The NS400R is the largest-displacement, street-legal two-stroke road bike that Honda produced. The limited-production NS400R was only sold from 1985 to 1988 and traces its lineage back to 1979. Honda was cleaning up in 500cc class motocross racing with two-stroke engines, but its four-stroke-powered World Grand Prix road bikes were lagging behind the competition. After internal deliberation over its four-stroke racing heritage, Honda pushed forward into two-stroke development. The water-cooled NS500 fused the power of three two-stroke motocross engines into a compact and lightweight V-3 configuration that produced 120 HP at 11,000 RPM. Freddie Spencer grabbed Honda's first 500cc class win in 15 years on an NS500 in 1982, and then rode a lighter and more powerful NS500 to a 1983 500cc World Championship. The following year, Honda manufactured a limited-production version of the championship racer for privateers called the RS500 that was a near duplicate of the works machine without the specialized exhaust.

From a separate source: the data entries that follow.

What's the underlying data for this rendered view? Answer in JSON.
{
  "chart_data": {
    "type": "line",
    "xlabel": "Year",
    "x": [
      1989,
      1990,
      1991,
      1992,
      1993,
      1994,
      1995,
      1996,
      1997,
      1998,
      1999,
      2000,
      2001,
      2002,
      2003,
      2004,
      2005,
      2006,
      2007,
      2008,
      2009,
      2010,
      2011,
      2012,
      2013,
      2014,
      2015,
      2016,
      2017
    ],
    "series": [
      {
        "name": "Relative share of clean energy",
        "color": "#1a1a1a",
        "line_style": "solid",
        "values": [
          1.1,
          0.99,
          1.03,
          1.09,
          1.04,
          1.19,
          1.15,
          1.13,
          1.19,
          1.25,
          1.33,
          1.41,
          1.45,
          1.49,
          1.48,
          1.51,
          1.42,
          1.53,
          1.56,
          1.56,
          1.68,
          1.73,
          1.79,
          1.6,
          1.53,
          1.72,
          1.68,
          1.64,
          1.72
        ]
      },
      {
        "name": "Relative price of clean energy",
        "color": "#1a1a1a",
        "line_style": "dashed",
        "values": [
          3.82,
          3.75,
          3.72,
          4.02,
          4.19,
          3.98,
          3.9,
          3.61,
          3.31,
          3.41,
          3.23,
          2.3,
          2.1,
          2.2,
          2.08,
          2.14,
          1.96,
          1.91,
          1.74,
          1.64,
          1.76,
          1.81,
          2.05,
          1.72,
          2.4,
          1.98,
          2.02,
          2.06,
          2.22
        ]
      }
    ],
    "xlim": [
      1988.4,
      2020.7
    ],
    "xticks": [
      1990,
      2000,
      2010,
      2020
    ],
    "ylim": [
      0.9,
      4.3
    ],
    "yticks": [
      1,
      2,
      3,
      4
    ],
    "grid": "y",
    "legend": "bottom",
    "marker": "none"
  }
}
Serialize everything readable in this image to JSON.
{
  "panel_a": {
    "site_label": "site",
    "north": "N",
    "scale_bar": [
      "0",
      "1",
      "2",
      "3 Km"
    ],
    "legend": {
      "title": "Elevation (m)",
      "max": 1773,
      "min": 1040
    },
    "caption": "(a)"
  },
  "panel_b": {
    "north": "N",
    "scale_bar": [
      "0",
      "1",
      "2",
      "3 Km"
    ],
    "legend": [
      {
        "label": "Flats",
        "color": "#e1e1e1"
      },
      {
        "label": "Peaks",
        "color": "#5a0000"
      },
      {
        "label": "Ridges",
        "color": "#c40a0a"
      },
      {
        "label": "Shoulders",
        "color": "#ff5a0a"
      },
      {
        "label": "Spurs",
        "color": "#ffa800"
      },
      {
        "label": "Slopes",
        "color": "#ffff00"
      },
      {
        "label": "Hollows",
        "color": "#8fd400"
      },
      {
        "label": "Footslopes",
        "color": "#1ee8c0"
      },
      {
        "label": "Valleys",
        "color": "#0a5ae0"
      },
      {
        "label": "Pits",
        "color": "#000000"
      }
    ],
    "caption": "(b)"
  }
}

Yamaha and Suzuki had already released street-legal replica racers, and Honda answered the challenge with the NS400R in 1985. The 387cc liquid-cooled two-stroke V-3 cranked out 72 HP at 9,500 RPM with triple flat-slide carburetors, and a 6-speed transmission wet clutch combination got the power to the ground. TRAC anti-dive front forks and a Pro-Link rear suspension joined a box section alloy frame and triple disc brakes with dual-piston calipers. The road-going replica racer was a street-legal facsimile of the NS500 V-3 that Fast Freddie rode past his 4-cylinder competition to become the youngest ever world champion at 21 years old. Honda discontinued the NS400R in 1988.